For the lowest fees and turnover rates, your best bets are index funds.

Q: Do single people need life insurance? – P.R., St. Joseph, Michigan

A: They often don’t. Life insurance exists primarily to protect anyone who depends on you financially, such as a spouse, your kids, your parents or perhaps even your business. If your kids are grown and no one would be hurt financially by your demise, you don’t need it.

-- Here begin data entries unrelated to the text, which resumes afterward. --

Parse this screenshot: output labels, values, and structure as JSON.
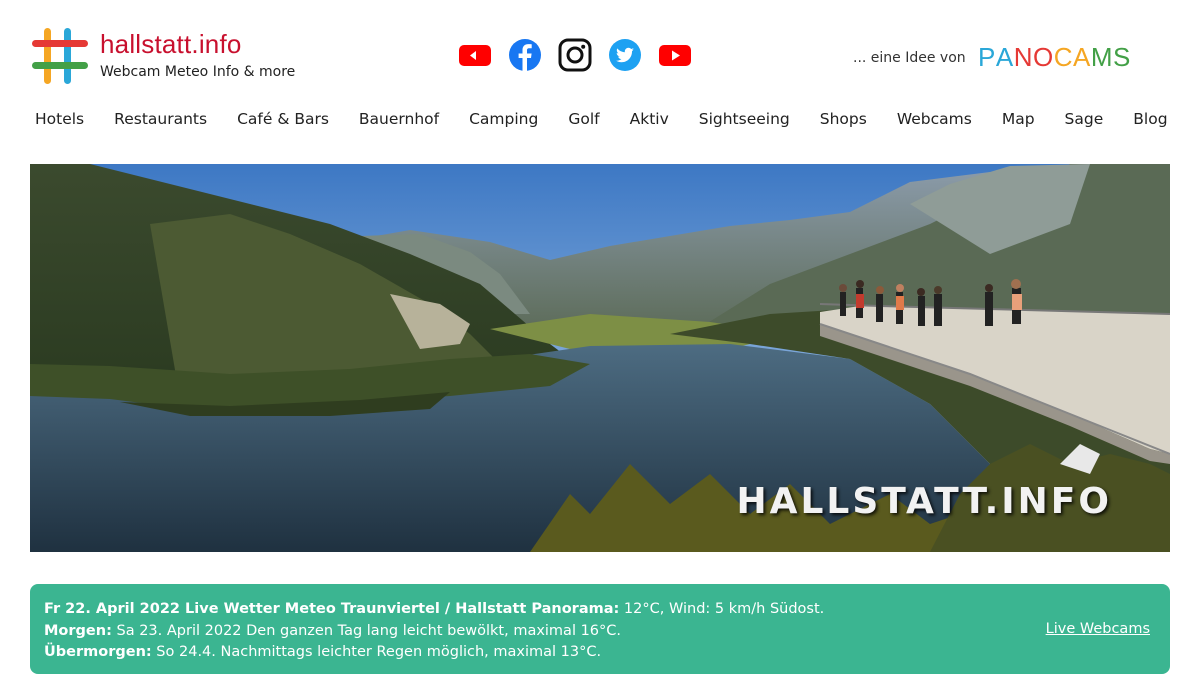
{
  "brand": {
    "title": "hallstatt.info",
    "subtitle": "Webcam Meteo Info & more"
  },
  "social": [
    {
      "name": "youtube-small-icon"
    },
    {
      "name": "facebook-icon"
    },
    {
      "name": "instagram-icon"
    },
    {
      "name": "twitter-icon"
    },
    {
      "name": "youtube-icon"
    }
  ],
  "idea": {
    "prefix": "... eine Idee von",
    "brand_letters": [
      {
        "ch": "P",
        "color": "#2aa7d8"
      },
      {
        "ch": "A",
        "color": "#2aa7d8"
      },
      {
        "ch": "N",
        "color": "#e53935"
      },
      {
        "ch": "O",
        "color": "#e53935"
      },
      {
        "ch": "C",
        "color": "#f5a623"
      },
      {
        "ch": "A",
        "color": "#f5a623"
      },
      {
        "ch": "M",
        "color": "#43a047"
      },
      {
        "ch": "S",
        "color": "#43a047"
      }
    ]
  },
  "nav": [
    "Hotels",
    "Restaurants",
    "Café & Bars",
    "Bauernhof",
    "Camping",
    "Golf",
    "Aktiv",
    "Sightseeing",
    "Shops",
    "Webcams",
    "Map",
    "Sage",
    "Blog"
  ],
  "hero": {
    "caption": "HALLSTATT.INFO"
  },
  "weather": {
    "today_label": "Fr 22. April 2022 Live Wetter Meteo Traunviertel / Hallstatt Panorama:",
    "today_text": " 12°C, Wind: 5 km/h Südost.",
    "tomorrow_label": "Morgen:",
    "tomorrow_text": " Sa 23. April 2022 Den ganzen Tag lang leicht bewölkt, maximal 16°C.",
    "dayafter_label": "Übermorgen:",
    "dayafter_text": " So 24.4. Nachmittags leichter Regen möglich, maximal 13°C.",
    "live_link": "Live Webcams"
  },
  "colors": {
    "brand_red": "#c8102e",
    "weather_bg": "#3bb591"
  }
}
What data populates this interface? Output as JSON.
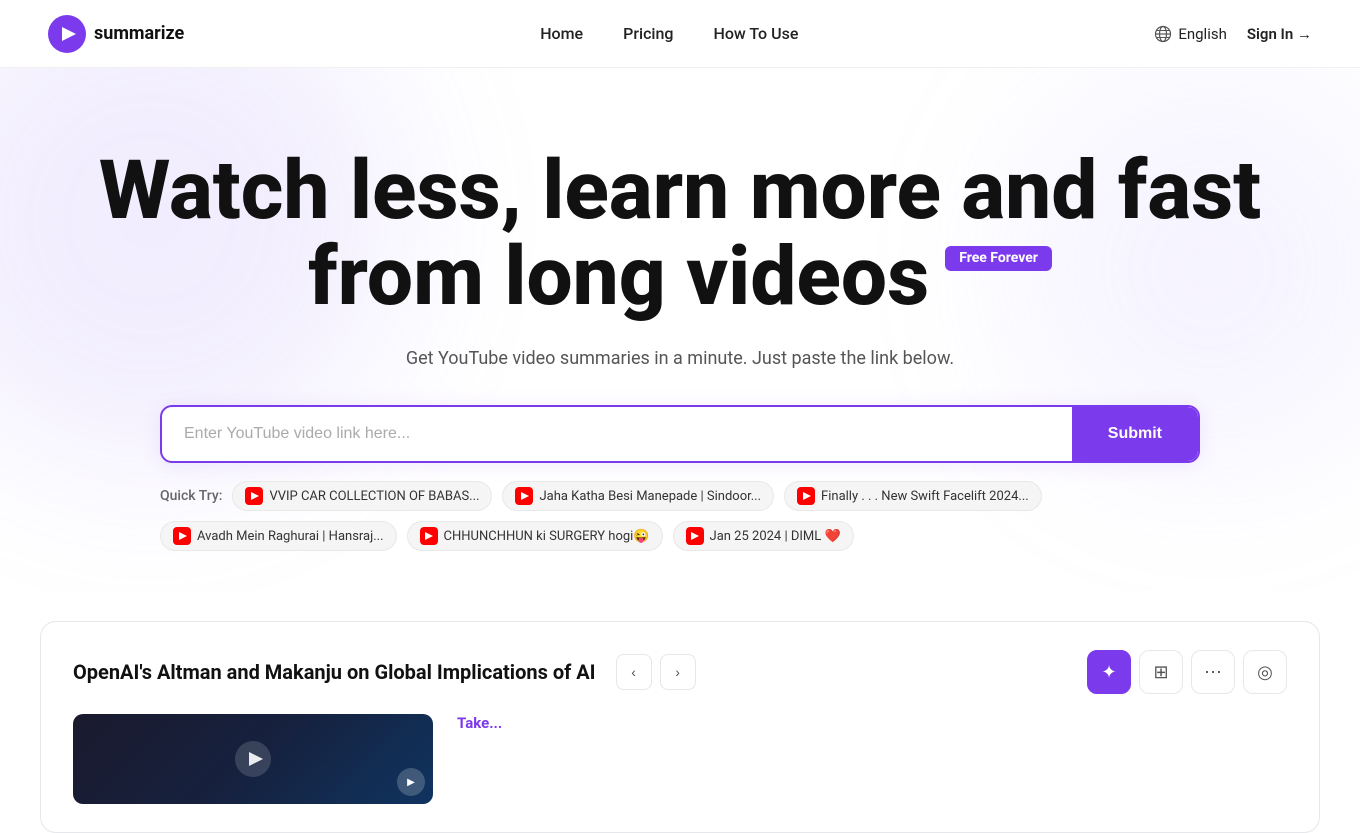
{
  "nav": {
    "logo_text": "summarize",
    "links": [
      {
        "label": "Home",
        "href": "#"
      },
      {
        "label": "Pricing",
        "href": "#"
      },
      {
        "label": "How To Use",
        "href": "#"
      }
    ],
    "language": "English",
    "sign_in": "Sign In →"
  },
  "hero": {
    "title_line1": "Watch less, learn more and fast",
    "title_line2_start": "from long videos",
    "free_badge": "Free Forever",
    "subtitle": "Get YouTube video summaries in a minute. Just paste the link below."
  },
  "search": {
    "placeholder": "Enter YouTube video link here...",
    "submit_label": "Submit"
  },
  "quick_try": {
    "label": "Quick Try:",
    "chips": [
      {
        "text": "VVIP CAR COLLECTION OF BABAS..."
      },
      {
        "text": "Jaha Katha Besi Manepade | Sindoor..."
      },
      {
        "text": "Finally . . . New Swift Facelift 2024..."
      },
      {
        "text": "Avadh Mein Raghurai | Hansraj..."
      },
      {
        "text": "CHHUNCHHUN ki SURGERY hogi😜"
      },
      {
        "text": "Jan 25 2024 | DIML ❤️"
      }
    ]
  },
  "bottom_card": {
    "title": "OpenAI's Altman and Makanju on Global Implications of AI",
    "tools": [
      {
        "icon": "✦",
        "active": true
      },
      {
        "icon": "⊞",
        "active": false
      },
      {
        "icon": "⋯",
        "active": false
      },
      {
        "icon": "◎",
        "active": false
      }
    ],
    "summary_title": "Take..."
  }
}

It’s usually best to buy term life insurance, and just for the term over which you’ll need it. Don’t buy insurance as an investment, because you can end up with insurance you don’t need and an investment that’s less profitable than many alternatives, such as stocks.

My dumbest investment

My dumbest investment was investing in LendingClub’s initial public offering (IPO). I bought into the hype about it and learned the hard way that IPOs tend to benefit insiders most: Once the shares hit the public markets, it’s usually too late to cash in on that initial share price increase. – R.L., online

The Fool responds: Your take on IPOs is generally true. Here’s how it traditionally works: A company wants to raise money by selling off a piece of itself to the public. It works with investment banks to determine the company’s value and how many shares will be offered. So if the company seems to be worth $10 billion, it might sell 10% of itself – $1 billion worth – via, say, 50 million shares priced at $20 apiece. Insiders and well-connected big investors often get first dibs on the shares.

If there is much excitement when the stock debuts and investors are willing to pay more for shares, it will immediately pop in value, benefiting the early investors. Regular folks may only be able to buy shares at much higher prices.

Peer-to-peer lending pioneer LendingClub’s shares popped 56% upon their debut, but they were down 25% six months later – and have been heading south ever since. Once valued at $9 billion, the company was recently valued at less than $1 billion.

It’s often best to steer clear of IPO stocks, giving them a year or so to settle down.